The system was first introduced into Australia by Prime Minister Billy Hughes in the early 1920s, partly in order to ensure that competition between his Nationalist Party (forerunner of the Liberal Party) and the emerging Country Party (now the National Party) did not benefit the Labor Party in three-cornered contests.
From the 1950s until about 1980, the preferential system continued to favour the conservative side of politics. This was because the breakaway Democratic Labor Party split the Labor vote, delivering its preferences to the conservative coalition.
Since the formation of the Australian Greens, however, the situation has changed. With the Greens directing their preferences away from the Liberal Party, the system now appears to benefit Labor.
Few want the preferential system abolished, but there are many who argue that forcing a voter to not only select his favourite candidate but also distinguish between others who may be disliked in equal measure, makes no sense.
In the 2010 election, 728,000 votes were declared invalid, mainly because they did not rank all the candidates on the ballot paper as required.
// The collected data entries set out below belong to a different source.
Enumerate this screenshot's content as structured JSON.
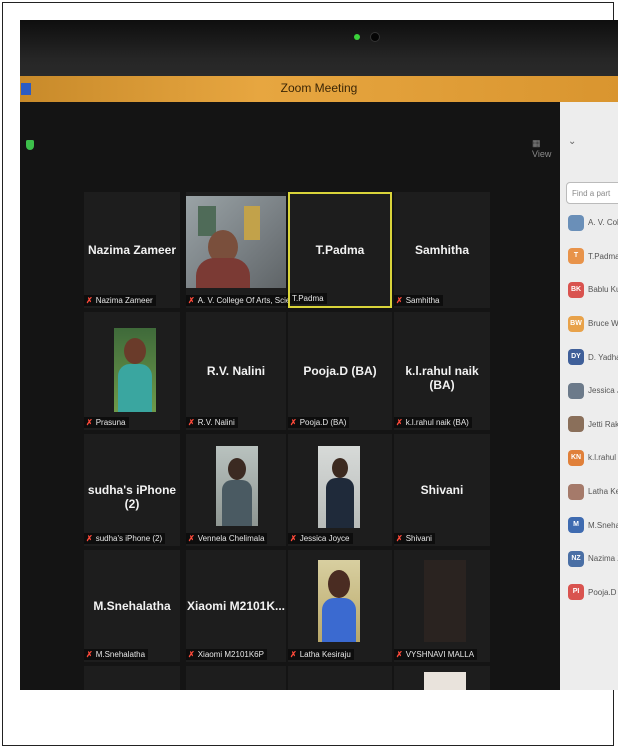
{
  "window": {
    "title": "Zoom Meeting",
    "view_label": "View"
  },
  "tiles": [
    {
      "big": "Nazima Zameer",
      "label": "Nazima Zameer"
    },
    {
      "big": "",
      "label": "A. V. College Of Arts, Scien..."
    },
    {
      "big": "T.Padma",
      "label": "T.Padma"
    },
    {
      "big": "Samhitha",
      "label": "Samhitha"
    },
    {
      "big": "",
      "label": "Prasuna"
    },
    {
      "big": "R.V. Nalini",
      "label": "R.V. Nalini"
    },
    {
      "big": "Pooja.D (BA)",
      "label": "Pooja.D (BA)"
    },
    {
      "big": "k.l.rahul naik (BA)",
      "label": "k.l.rahul naik (BA)"
    },
    {
      "big": "sudha's iPhone (2)",
      "label": "sudha's iPhone (2)"
    },
    {
      "big": "",
      "label": "Vennela Chelimala"
    },
    {
      "big": "",
      "label": "Jessica Joyce"
    },
    {
      "big": "Shivani",
      "label": "Shivani"
    },
    {
      "big": "M.Snehalatha",
      "label": "M.Snehalatha"
    },
    {
      "big": "Xiaomi M2101K...",
      "label": "Xiaomi M2101K6P"
    },
    {
      "big": "",
      "label": "Latha Kesiraju"
    },
    {
      "big": "",
      "label": "VYSHNAVI MALLA"
    }
  ],
  "participants_panel": {
    "search_placeholder": "Find a part",
    "items": [
      {
        "initials": "",
        "name": "A. V. Col",
        "color": "#6a8fb8"
      },
      {
        "initials": "T",
        "name": "T.Padma",
        "color": "#e8934a"
      },
      {
        "initials": "BK",
        "name": "Bablu Ku",
        "color": "#d9534f"
      },
      {
        "initials": "BW",
        "name": "Bruce W",
        "color": "#e8a24a"
      },
      {
        "initials": "DY",
        "name": "D. Yadha",
        "color": "#3f5f99"
      },
      {
        "initials": "",
        "name": "Jessica Jo",
        "color": "#6c7a8a"
      },
      {
        "initials": "",
        "name": "Jetti Rake",
        "color": "#8a6f5a"
      },
      {
        "initials": "KN",
        "name": "k.l.rahul n",
        "color": "#e0803a"
      },
      {
        "initials": "",
        "name": "Latha Kes",
        "color": "#a57a6a"
      },
      {
        "initials": "M",
        "name": "M.Snehal",
        "color": "#3f6bb0"
      },
      {
        "initials": "NZ",
        "name": "Nazima Z",
        "color": "#4a6fa5"
      },
      {
        "initials": "PI",
        "name": "Pooja.D (",
        "color": "#d9534f"
      }
    ]
  }
}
This scandalously high figure represents more than 5 per cent of the 13 million people who voted. Yet surveys of rejected ballots consistently show that more than half of all informal votes had at least a clear first preference.
Optional preferential voting where voters need not rank all candidates – already in effect for state elections in Queensland and New South Wales – would significantly reduce this figure.
Like any other change, optional preferential voting has the potential to alter electoral outcomes. But unlike the proposal to abolish compulsory voting, its long-term impact on the fortunes of the major political parties and the political system in general would be limited.
Most politicians at the national level, however, remain wary, questioning the motives of the reformers and fearing that any change could rebound on their respective parties. In other words, the debate is likely to end in favour of the status quo.
The process, however, was important. Unusual electoral systems should be questioned – and justified – regularly.